Most cohousing communities have gardens, which can create an overage of food that isn’t eaten. People come home late from work and don’t have time to harvest. Some are unfamiliar with the crops and can’t tell what plants are where, or when a particular vegetable is ready to pick. Some head cooks don’t have the extra time or inclination to harvest their ingredients from the garden. After all of the energy and resources invested, a large proportion of the harvest can go to waste. At my community, we have developed a couple of solutions. The first is formalizing the task of harvesting for common meals, posting a sign-up with designated harvesters for each dinner. Another is to harvest any abundant crops, wash them, and offer them to anyone who wants them.

The common kitchen refrigerator is another domain where – surprise, surprise – waste has been known to happen. We have a job of “refrigerator cop”, someone who regularly patrols the refrigerator and disposes of anything that’s gone bad. Right now, Lou is in charge of that job, and that’s a good thing. He has a particular knack for noticing when unclaimed items are at that critical stage where they are on the brink of becoming useless but are still perfectly edible. He puts those things to good use, freezing leftover entrees for workday meals, incorporating stray ingredients into community potluck offerings, and making cheese from leftover milk.

The national data on food waste is sobering. One source estimates that US households waste about a quarter of the food we buy. I feel pretty confident that, on both the household and community level, by our own efforts and by helping each other with complementary needs, my neighbors and I manage to keep our waste well below the national average. But there’s still a lot of room for improvement.

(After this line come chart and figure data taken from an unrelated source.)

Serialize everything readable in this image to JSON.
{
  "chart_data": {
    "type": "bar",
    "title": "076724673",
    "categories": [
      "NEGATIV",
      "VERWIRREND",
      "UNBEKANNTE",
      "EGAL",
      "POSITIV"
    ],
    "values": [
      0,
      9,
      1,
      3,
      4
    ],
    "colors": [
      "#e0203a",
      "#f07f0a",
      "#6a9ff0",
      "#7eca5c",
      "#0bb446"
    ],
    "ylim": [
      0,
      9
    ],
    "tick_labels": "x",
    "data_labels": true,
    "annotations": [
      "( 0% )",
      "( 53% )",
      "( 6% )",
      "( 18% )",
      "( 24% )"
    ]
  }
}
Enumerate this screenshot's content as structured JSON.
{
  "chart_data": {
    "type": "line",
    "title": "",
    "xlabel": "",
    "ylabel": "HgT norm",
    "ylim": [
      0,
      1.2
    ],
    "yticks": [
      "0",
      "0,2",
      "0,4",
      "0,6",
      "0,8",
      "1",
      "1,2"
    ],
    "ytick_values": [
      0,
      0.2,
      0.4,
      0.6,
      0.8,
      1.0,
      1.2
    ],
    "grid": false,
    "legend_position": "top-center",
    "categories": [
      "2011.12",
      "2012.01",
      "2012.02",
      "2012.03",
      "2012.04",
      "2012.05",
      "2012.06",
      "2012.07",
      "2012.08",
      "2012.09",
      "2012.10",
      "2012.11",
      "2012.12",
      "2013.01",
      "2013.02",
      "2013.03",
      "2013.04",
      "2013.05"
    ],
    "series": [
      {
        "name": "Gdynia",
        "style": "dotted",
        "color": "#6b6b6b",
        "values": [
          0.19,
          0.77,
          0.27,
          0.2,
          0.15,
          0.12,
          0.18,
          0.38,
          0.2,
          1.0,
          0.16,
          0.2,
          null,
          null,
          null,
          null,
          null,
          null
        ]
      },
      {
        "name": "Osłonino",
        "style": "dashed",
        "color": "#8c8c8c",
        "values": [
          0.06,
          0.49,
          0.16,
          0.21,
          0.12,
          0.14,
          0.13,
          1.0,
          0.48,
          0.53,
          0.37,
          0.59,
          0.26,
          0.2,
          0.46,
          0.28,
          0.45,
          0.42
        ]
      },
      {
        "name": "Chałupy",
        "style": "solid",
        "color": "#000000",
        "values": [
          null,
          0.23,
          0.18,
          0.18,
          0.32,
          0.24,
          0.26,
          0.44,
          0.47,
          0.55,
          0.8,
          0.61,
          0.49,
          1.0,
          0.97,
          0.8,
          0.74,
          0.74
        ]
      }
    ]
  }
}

An inherent advantage of cohousing is that we can build on ideas and skills together, and that one passionate, knowledgeable neighbor can inform and inspire the rest of us. If several of us have a common interest in saving food, we can learn together and evolve our practices. One of my favorite moments was when my neighbor Carrie, who is working on a degree in food justice, hosted a video and discussion on food waste. It was a great opportunity for learning and conversation, and a spark for continued enthusiasm moving forward. This is also a conversation we can continue between cohousing communities across the continent. So, what interesting ideas or practices have you evolved in your home or at your community?